Sunday, 10 February 2008

Severn Barrage

This message was received from a local geologist.
"We are trying to alert local geologists to the possible problems which a Severn Barrage might create for us.
Natural England is raising this issue but I think we need to present a united front at some stage, as the biologists seem to have done already.
A lot of the coastline in the Avon area is covered by geological SSSI and RIGS designations and my main worry is the likely reduction of erosion of cliff sections and flooding of low water exposures. A major concern is that coastal sections are the most useful sites in the area for educational fieldwork, and I would hope we can prevent anything which reduced their value. I have personally taken some 500 groups to Aust Cliff and about 100 each to Portishead and Sand Point/Middle Hope, and really appreciate their special place!"

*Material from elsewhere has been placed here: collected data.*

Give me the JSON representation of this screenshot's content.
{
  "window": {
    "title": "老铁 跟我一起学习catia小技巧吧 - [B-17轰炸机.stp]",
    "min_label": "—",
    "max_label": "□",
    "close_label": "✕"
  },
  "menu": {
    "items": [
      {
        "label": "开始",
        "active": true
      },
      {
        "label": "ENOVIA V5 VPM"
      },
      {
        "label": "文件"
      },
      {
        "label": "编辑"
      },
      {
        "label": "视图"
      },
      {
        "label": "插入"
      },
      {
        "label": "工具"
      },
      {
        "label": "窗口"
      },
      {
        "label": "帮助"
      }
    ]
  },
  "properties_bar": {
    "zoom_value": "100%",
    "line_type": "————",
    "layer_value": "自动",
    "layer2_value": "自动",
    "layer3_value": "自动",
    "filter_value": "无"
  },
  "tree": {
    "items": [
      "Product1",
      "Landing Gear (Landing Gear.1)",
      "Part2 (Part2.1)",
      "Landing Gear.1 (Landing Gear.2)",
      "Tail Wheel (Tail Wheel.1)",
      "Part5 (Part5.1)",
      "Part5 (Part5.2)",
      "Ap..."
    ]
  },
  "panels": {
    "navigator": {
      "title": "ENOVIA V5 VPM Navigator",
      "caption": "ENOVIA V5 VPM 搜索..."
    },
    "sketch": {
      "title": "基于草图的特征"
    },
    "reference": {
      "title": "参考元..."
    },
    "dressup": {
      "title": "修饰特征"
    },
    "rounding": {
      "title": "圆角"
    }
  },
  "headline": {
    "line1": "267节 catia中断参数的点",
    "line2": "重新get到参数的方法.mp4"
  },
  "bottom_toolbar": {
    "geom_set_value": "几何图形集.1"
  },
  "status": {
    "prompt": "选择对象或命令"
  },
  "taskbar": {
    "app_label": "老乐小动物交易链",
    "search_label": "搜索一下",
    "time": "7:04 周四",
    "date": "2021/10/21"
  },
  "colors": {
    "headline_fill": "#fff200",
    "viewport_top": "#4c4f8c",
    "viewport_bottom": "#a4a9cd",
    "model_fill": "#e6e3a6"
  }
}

(Note: you can click on the underlined words to link to the websites.)

Wednesday, 6 February 2008

Brilliant free powerpoints

Have you seen the Geologists' Association's latest venture? If you click on Education in the menu on the GA website and then click on 'Your Planet Earth', you will see that the GA has launched the first set of talks for free use by earth sciences professionals as a basis for engagement and outreach science shows in schools. Some societies may well want to view them too. They are excellent - click here to view the page.

There are five titles so far:-
  • Volcanoes
  • Dinosaurs
  • Natural Hazards
  • Plate Tectonics
  • Climate Change

Tuesday, 5 February 2008

Special Nature Supplement for IYPE

To celebrate the International Year of Planet Earth, this special Nature supplement explores recent developments and future directions in the Earth sciences. With climate change to the fore, Earth scientists have much to offer society, and these articles explore both our understanding of the planet and how this knowledge can be used to benefit the people who live on it.

There is free access to this supplement for the next 6 months.
I was alerted to this publication by the Nuffield Curriculum Centre, part of the Nuffield Foundation.